Business View: The world wheat crisis and a Noah's Ark of seeds

The present wheat crisis reminded me of the first time I met Professor Cary Fowler. It was over supper at one of the three restaurants on the Arctic island of Svalbard and we were debating if we dared try the whale steak. Neither of us was brave enough, choosing instead beefburger and chips. Over dinner, the professor, the world's authority on crops, explained why he had spent the past 20 years badgering governments about the need for a single safe storage place for all the seeds on the planet which give us our food.

Professor Fowler said that while most countries have seed banks for their indigenous crops, many seeds were being lost. That was because they were either becoming extinct or casualties of war, as with the case of the Iraqi seed bank, or just going missing through ineptitude – thieves looted the seed bank in Zambia thinking it was a money bank. The US crop geneticist was so worried that the world could be losing its most basic resource that he came up with the idea of an international vault where duplicates of the 100 million or so of the world's crop species could be guarded. A Noah's Ark, if you will, holding all the seeds needed to restart the world should our food supplies be wiped out by nuclear war or mankind's other idiocies.

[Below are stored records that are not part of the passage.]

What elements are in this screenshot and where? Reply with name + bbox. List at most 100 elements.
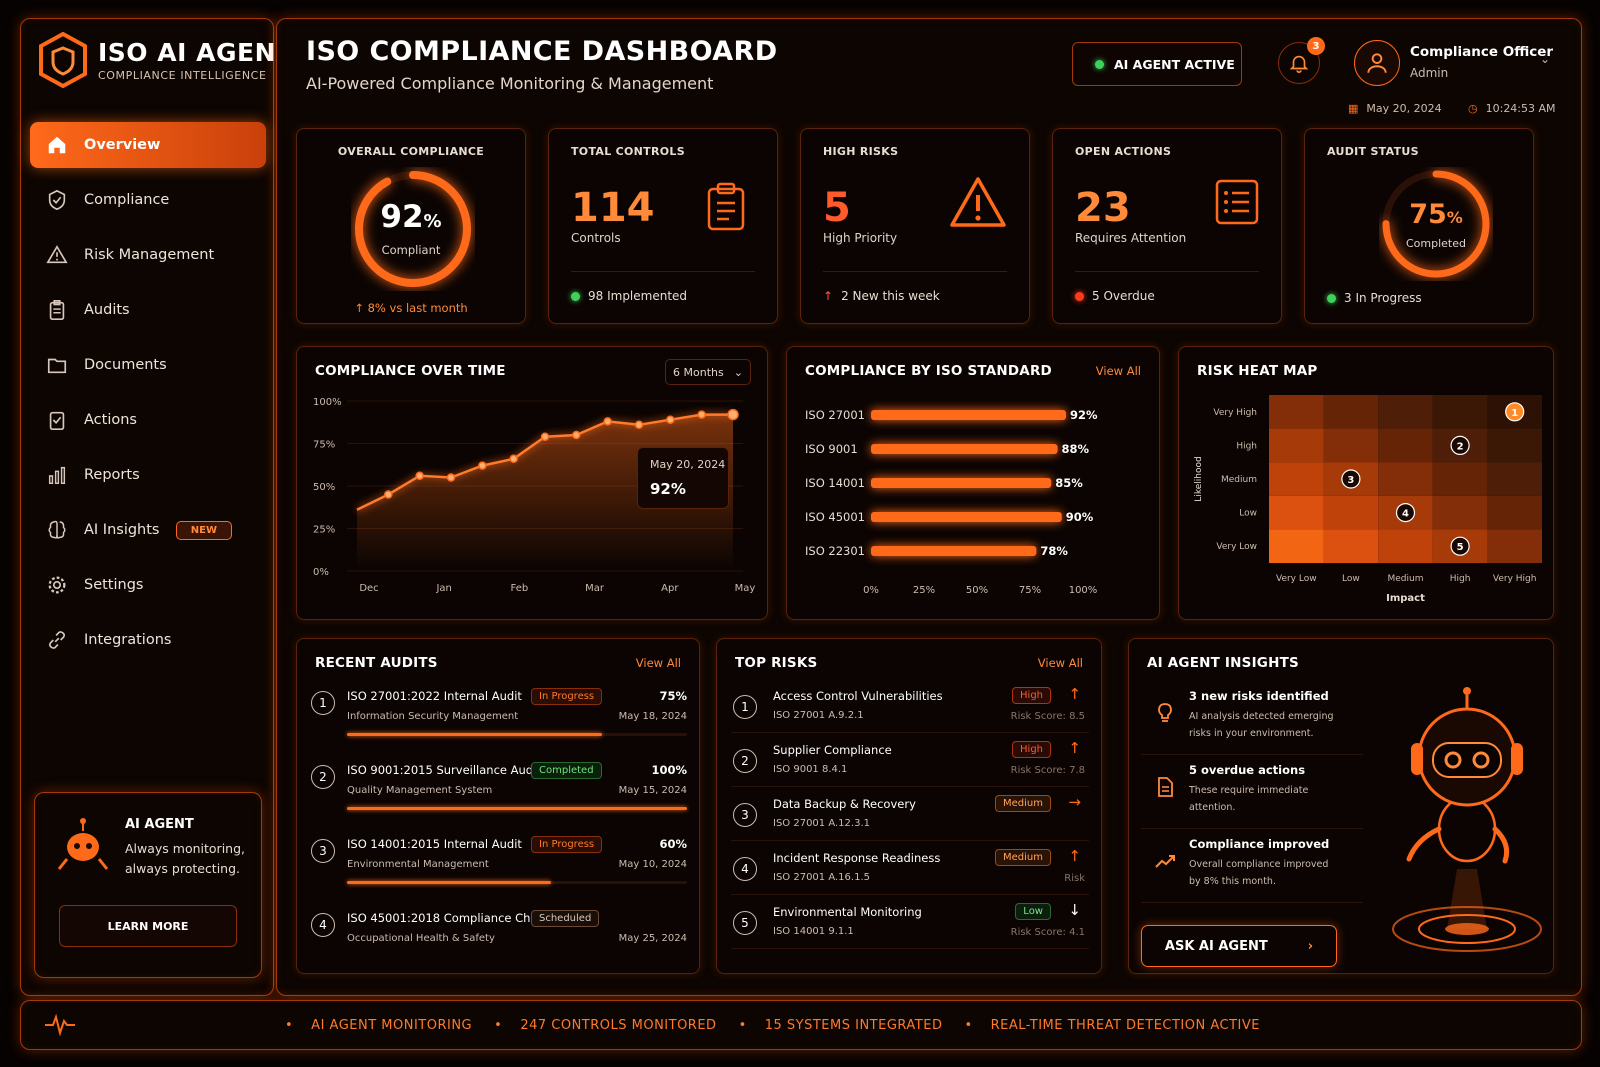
warning-icon <box>46 245 68 264</box>
agent-status-pill[interactable]: AI AGENT ACTIVE <box>1072 42 1242 86</box>
brand-logo[interactable]: ISO AI AGENT COMPLIANCE INTELLIGENCE <box>38 32 294 88</box>
view-all-link[interactable]: View All <box>1037 656 1083 670</box>
sidebar-item-settings[interactable]: Settings <box>30 562 266 608</box>
data-point[interactable] <box>509 454 518 464</box>
bar[interactable] <box>871 546 1037 556</box>
heat-cell[interactable] <box>1487 428 1542 463</box>
sidebar-item-overview[interactable]: Overview <box>30 122 266 168</box>
heat-cell[interactable] <box>1432 395 1488 429</box>
kpi-overall-compliance[interactable]: OVERALL COMPLIANCE 92% Compliant ↑ 8% vs… <box>296 128 526 324</box>
risk-marker[interactable]: 4 <box>1395 503 1416 523</box>
notifications-button[interactable]: 3 <box>1278 37 1325 84</box>
user-name[interactable]: Compliance Officer <box>1410 44 1554 60</box>
robot-hologram-icon <box>1392 687 1542 952</box>
bar[interactable] <box>871 478 1052 488</box>
kpi-open-actions[interactable]: OPEN ACTIONS 23 Requires Attention 5 Ove… <box>1052 128 1282 324</box>
data-point[interactable] <box>603 417 612 426</box>
audit-date: May 18, 2024 <box>618 711 687 722</box>
kpi-high-risks[interactable]: HIGH RISKS 5 High Priority ↑ 2 New this w… <box>800 128 1030 324</box>
data-point[interactable] <box>666 415 675 424</box>
kpi-audit-status[interactable]: AUDIT STATUS 75% Completed 3 In Progress <box>1304 128 1534 324</box>
heat-cell[interactable] <box>1323 529 1379 563</box>
x-tick-label: 25% <box>913 585 935 596</box>
heat-cell[interactable] <box>1487 462 1542 496</box>
view-all-link[interactable]: View All <box>1095 364 1141 378</box>
view-all-link[interactable]: View All <box>635 656 681 670</box>
heat-cell[interactable] <box>1269 462 1324 496</box>
x-tick-label: Very Low <box>1276 574 1317 584</box>
sidebar-item-audits[interactable]: Audits <box>30 287 266 333</box>
heat-cell[interactable] <box>1269 395 1324 429</box>
audit-row[interactable]: 1 ISO 27001:2022 Internal Audit Informatio… <box>311 683 687 753</box>
bar-chart: 0% 25% 50% 75% 100% ISO 27001 92% ISO 9001 88% IS… <box>805 408 1098 596</box>
heat-cell[interactable] <box>1432 495 1488 530</box>
x-tick-label: 50% <box>966 585 988 596</box>
data-point[interactable] <box>540 432 550 441</box>
risk-row[interactable]: 4 Incident Response Readiness ISO 27001 A.… <box>731 845 1089 895</box>
bar-value-label: 78% <box>1040 544 1068 558</box>
date-text: May 20, 2024 <box>1366 102 1442 115</box>
risk-score: Risk Score: 4.1 <box>1010 927 1085 938</box>
heat-cell[interactable] <box>1269 495 1324 530</box>
sidebar-item-label: Integrations <box>84 632 172 648</box>
heat-cell[interactable] <box>1269 428 1324 463</box>
risk-row[interactable]: 3 Data Backup & Recovery ISO 27001 A.12.3.… <box>731 791 1089 841</box>
risk-marker[interactable]: 3 <box>1341 469 1361 489</box>
home-icon <box>48 136 66 154</box>
sidebar-item-integrations[interactable]: Integrations <box>30 617 266 663</box>
insight-item[interactable]: 5 overdue actions These require immediate… <box>1141 757 1363 829</box>
overall-number: 92 <box>380 199 424 235</box>
risk-row[interactable]: 1 Access Control Vulnerabilities ISO 27001… <box>731 683 1089 733</box>
kpi-total-controls[interactable]: TOTAL CONTROLS 114 Controls 98 Implement… <box>548 128 778 324</box>
sidebar-item-risk-management[interactable]: Risk Management <box>30 232 266 278</box>
data-point[interactable] <box>697 410 706 419</box>
category-label: ISO 9001 <box>805 442 858 456</box>
heat-cell[interactable] <box>1269 529 1324 563</box>
bar[interactable] <box>871 444 1058 454</box>
audit-row[interactable]: 3 ISO 14001:2015 Internal Audit Environmen… <box>311 831 687 901</box>
data-point[interactable] <box>478 461 487 470</box>
sidebar-item-documents[interactable]: Documents <box>30 342 266 388</box>
heat-cell[interactable] <box>1323 495 1379 530</box>
sidebar-item-compliance[interactable]: Compliance <box>30 177 266 223</box>
risk-row[interactable]: 5 Environmental Monitoring ISO 14001 9.1.1… <box>731 899 1089 949</box>
risk-name: Incident Response Readiness <box>773 851 941 865</box>
insight-item[interactable]: Compliance improved Overall compliance im… <box>1141 831 1363 903</box>
audit-row[interactable]: 4 ISO 45001:2018 Compliance Check Occupati… <box>311 905 687 975</box>
heat-cell[interactable] <box>1378 428 1433 463</box>
range-select[interactable]: 6 Months ⌄ <box>665 359 751 385</box>
sidebar-item-ai-insights[interactable]: AI Insights NEW <box>30 507 266 553</box>
data-point[interactable] <box>727 408 739 421</box>
data-point[interactable] <box>634 420 644 430</box>
heat-cell[interactable] <box>1432 462 1488 496</box>
sidebar-item-reports[interactable]: Reports <box>30 452 266 498</box>
insight-item[interactable]: 3 new risks identified AI analysis detect… <box>1141 683 1363 755</box>
chevron-down-icon[interactable]: ⌄ <box>1540 52 1551 66</box>
risk-marker[interactable]: 2 <box>1450 435 1470 456</box>
bar[interactable] <box>871 512 1062 522</box>
category-label: ISO 27001 <box>805 408 865 422</box>
risk-marker[interactable]: 1 <box>1505 402 1525 422</box>
bar[interactable] <box>871 410 1067 420</box>
ask-ai-agent-button[interactable]: ASK AI AGENT › <box>1141 925 1337 967</box>
heat-cell[interactable] <box>1378 529 1433 563</box>
risk-marker[interactable]: 5 <box>1450 536 1470 556</box>
heat-cell[interactable] <box>1323 428 1379 463</box>
data-point[interactable] <box>446 473 456 482</box>
learn-more-button[interactable]: LEARN MORE <box>59 905 237 947</box>
avatar[interactable] <box>1354 40 1400 86</box>
risk-row[interactable]: 2 Supplier Compliance ISO 9001 8.4.1 High ↑ R… <box>731 737 1089 787</box>
data-point[interactable] <box>415 471 424 481</box>
heat-cell[interactable] <box>1487 495 1542 530</box>
data-point[interactable] <box>384 490 393 499</box>
agent-card-title: AI AGENT <box>125 817 194 832</box>
audit-percent: 100% <box>651 763 687 777</box>
audit-row[interactable]: 2 ISO 9001:2015 Surveillance Audit Quality… <box>311 757 687 827</box>
data-point[interactable] <box>572 430 581 440</box>
heat-cell[interactable] <box>1487 529 1542 563</box>
heat-cell[interactable] <box>1378 395 1433 429</box>
risks-value: 5 <box>823 185 851 231</box>
heat-cell[interactable] <box>1378 462 1433 496</box>
heat-cell[interactable] <box>1323 395 1379 429</box>
sidebar-item-actions[interactable]: Actions <box>30 397 266 443</box>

As head of the Rome-based Global Crops Diversity Trust, Professor Fowler spent years persuading governments to agree to share their seeds with each other. But this wasn't easy as so many countries were frightened of giving away such precious resources – as precious to some as metals such as gold.

But he won his battle, getting international agreement in June 2006, which is when we met on the wild Arctic island to celebrate. It was the oddest occasion: a stone-laying ceremony on a windy hill on the site of the new vault, with a few lucky reporters mingling with the prime ministers of Norway, which funds the vault, Sweden, Denmark, Finland and Iceland. The PMs had flown in by private jet on their way to a nearby Nordic council meeting. Professor Fowler recommended the island because of its icy remoteness: it's the most northerly inhabited place in the world, some 500 miles from the North Pole. Being there is like standing on the edge of the planet. Not somewhere terrorists are likely to seek out.

To show what this Doomsday vault might look like, Fowler took us to see the Nordic Seed Bank already on Svalbard, buried deep in an old coal mine where the permafrost keeps the rock frozen. Locked away inside a disused shaft was a giant black container in which the 32,000 seeds of all the crops now growing in the Nordic countries are kept. Here the seeds will stay fresh for thousands, if not millions, of years.

Then his visions for his international safety box seemed worthy, romantic even, if not a little far-fetched. Now, with today's chronic food shortages and soaring wheat prices, he looks smart.

Drought over the past two years in Australia, and erratic US weather, have led to the greatest shortage of wheat in decades. Meanwhile, the decision by American farmers, the world's biggest wheat exporters, to grow crops for biofuels, backed by heavy subsidies, has prompted them to switch to corn and soya. US wheat inventories are down to their lowest since 1946, with enough stocks to cover just 12 per cent of consumption.

There are bigger problems. Water shortages – 70 per cent of the world's water is used for farming – and changing weather patterns due to global warming are affecting the sorts of plants that can be grown. Some 100,000 species are close to extinction because so many developing countries are not protecting their seed collections and because of the return of the deadly wheat stem rust, a disease known since Roman times, which has now spread to Iran.

Speaking to Professor Fowler again on Friday, back in Rome after the formal opening of the Svalbard Global Seed Vault, he is more worried about food supplies than last time we spoke, warning of a "perfect storm". There are only two ways to improve food production, he says: reclaiming more land and higher yields. He says the latter is the most vital – one of the reasons he is working with climatologists and geneticists to look at crop varieties that can withstand the new weather patterns emerging from global warming.

It was the 1970 food shortages that stirred him to embark on his mission to save diverse crops. Then it was caused by what seemed a trivial matter – anchovy shortages in South America. Cattle farmers, who had been feeding their animals the fish switched to wheat, causing prices to soar and leading to starvation in Africa. As he warns, there is a domino effect to everything we do.